Há uma tremenda surpresa e uma grande inspiração nas capacidades do fato de Samus Aran, em especial na sua capacidade de se transformar numa bola. Aqui somos uma aparentemente vulnerável cabeça mas que se prova mais do que um canivete suiço: a apresentar soluções e recursos em que toda a temática tecnológica justifica facilmente o porquê dos novos poderes e habilidades que vamos sucessivamente desbloqueando.

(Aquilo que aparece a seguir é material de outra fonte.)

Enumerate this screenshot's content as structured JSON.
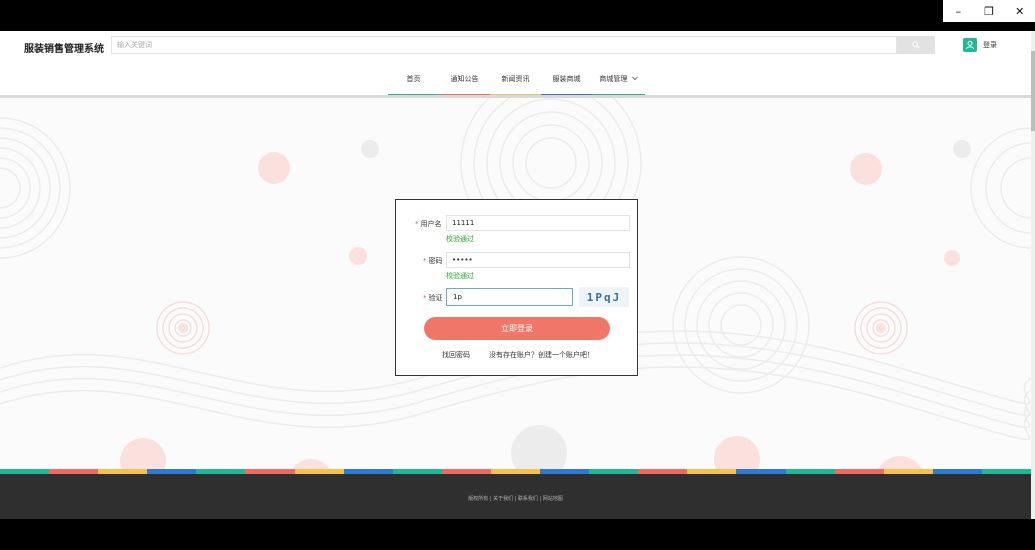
{
  "window": {
    "minimize_glyph": "–",
    "maximize_glyph": "❐",
    "close_glyph": "✕"
  },
  "header": {
    "site_title": "服装销售管理系统",
    "search_placeholder": "输入关键词",
    "search_icon": "search-icon",
    "login_label": "登录",
    "user_icon": "user-icon"
  },
  "nav": {
    "items": [
      {
        "label": "首页",
        "color": "#1fb997"
      },
      {
        "label": "通知公告",
        "color": "#ee6b61"
      },
      {
        "label": "新闻资讯",
        "color": "#f5c24c"
      },
      {
        "label": "服装商城",
        "color": "#2d7bd1"
      },
      {
        "label": "商城管理",
        "color": "#1fb997"
      }
    ],
    "dropdown_icon": "chevron-down-icon"
  },
  "login": {
    "username_label": "用户名",
    "username_value": "11111",
    "username_hint": "校验通过",
    "password_label": "密码",
    "password_value": "•••••",
    "password_hint": "校验通过",
    "captcha_label": "验证",
    "captcha_value": "1p",
    "captcha_text": "1PqJ",
    "submit_label": "立即登录",
    "forgot_label": "找回密码",
    "register_label": "没有存在账户？创建一个账户吧！"
  },
  "footer": {
    "links_text": "版权所有 | 关于我们 | 联系我们 | 网站地图"
  },
  "colors": {
    "accent": "#ef7669",
    "green": "#1fb997",
    "yellow": "#f5c24c",
    "blue": "#2d7bd1",
    "red": "#ee6b61"
  }
}
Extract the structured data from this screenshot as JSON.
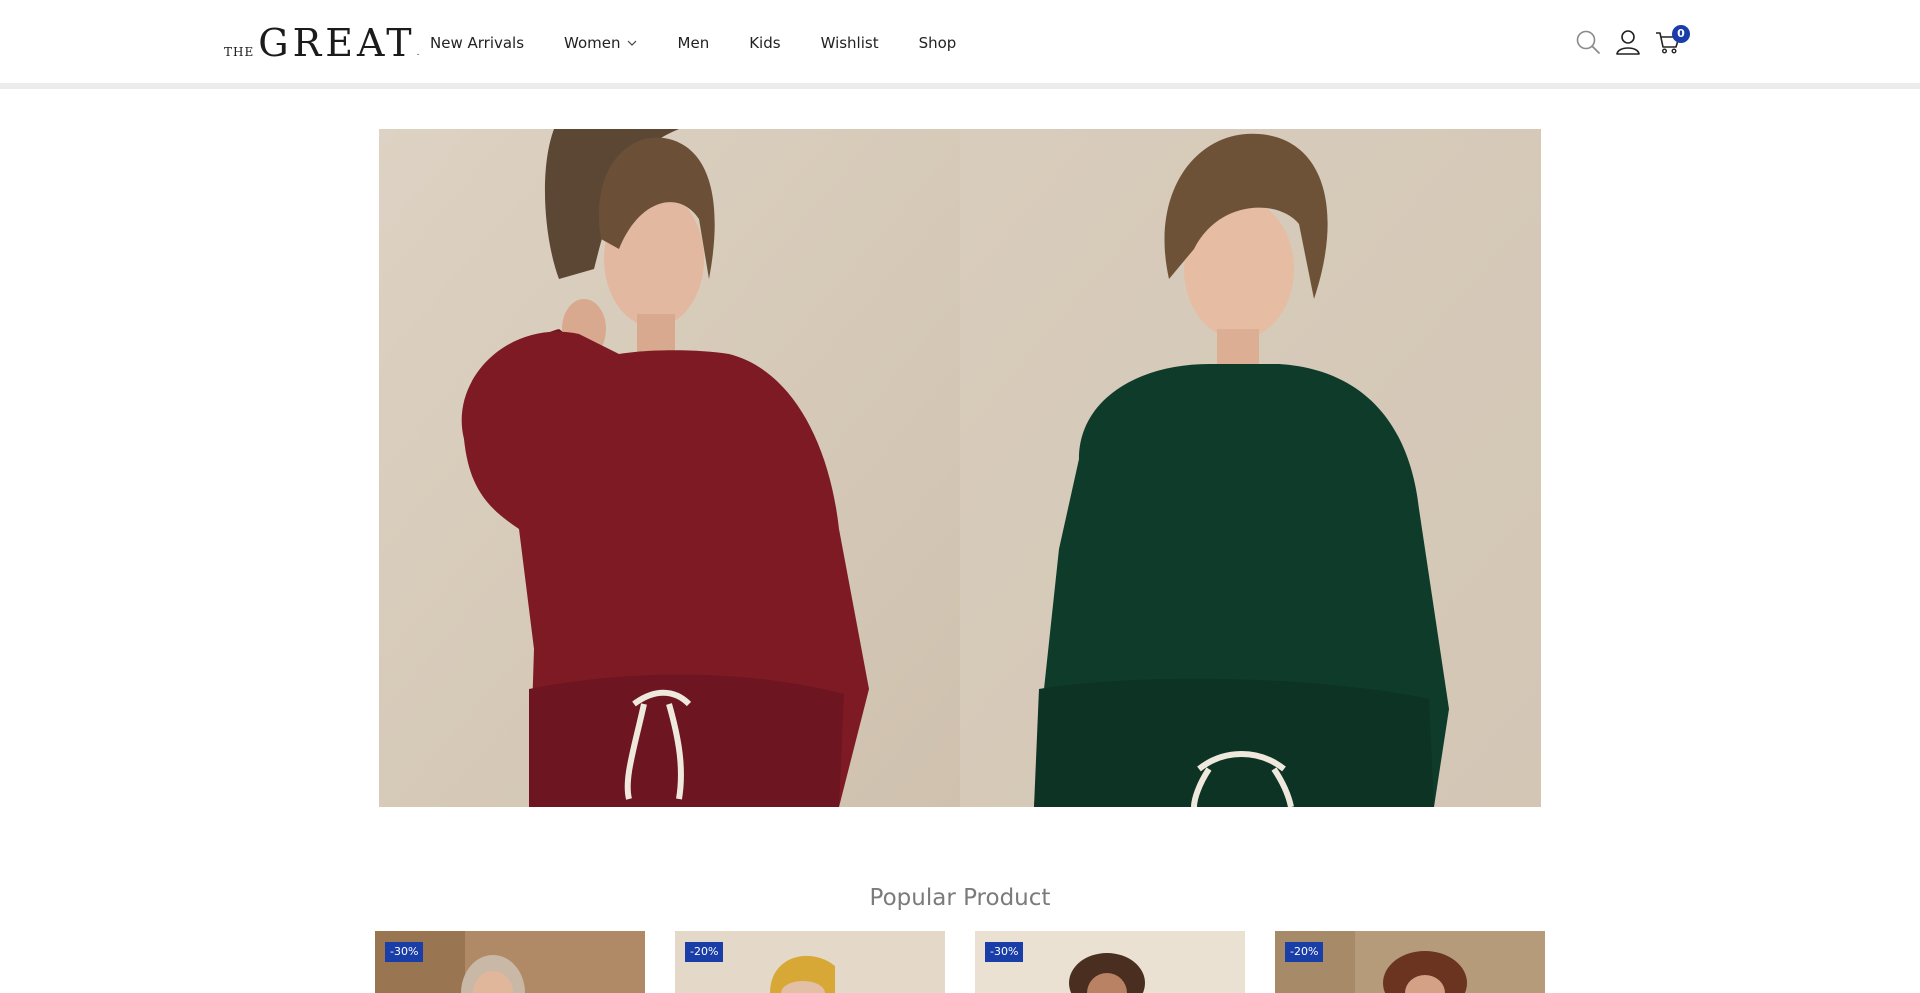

O melhor: as mecânicas e a proximidade com Metroid, o level design, os puzzles, o setting, o combate

O pior: o ritmo narrativo e a “secura” do humor

Comparar com honestidade Headlander à sua musa, Metroid, poderia ser injusto para este jogo da Double Fine. Mas não é. Onde Headlander apresenta as suas falhas e os seus quês, acaba por contra-balançar com uma tremenda solidez de mecânicas e de level/game design. Jogá-lo de uma ponta a outra, descobrir todos os seus segredos é tão satisfatório que vem quase mudar a tónica de uma certa tendências das inspirações serem apenas isso mesmo: pontos de partida sem consequências positivas para a criação. Mas Headlander é um sucedâneo eficaz para quem tem saudades de jogar um novo Metroid bidimensional, e à falta de certeza se algum dia teremos um, que nos valham excelentes produções indie que nos façam perder a cabeça. Quase, literalmente.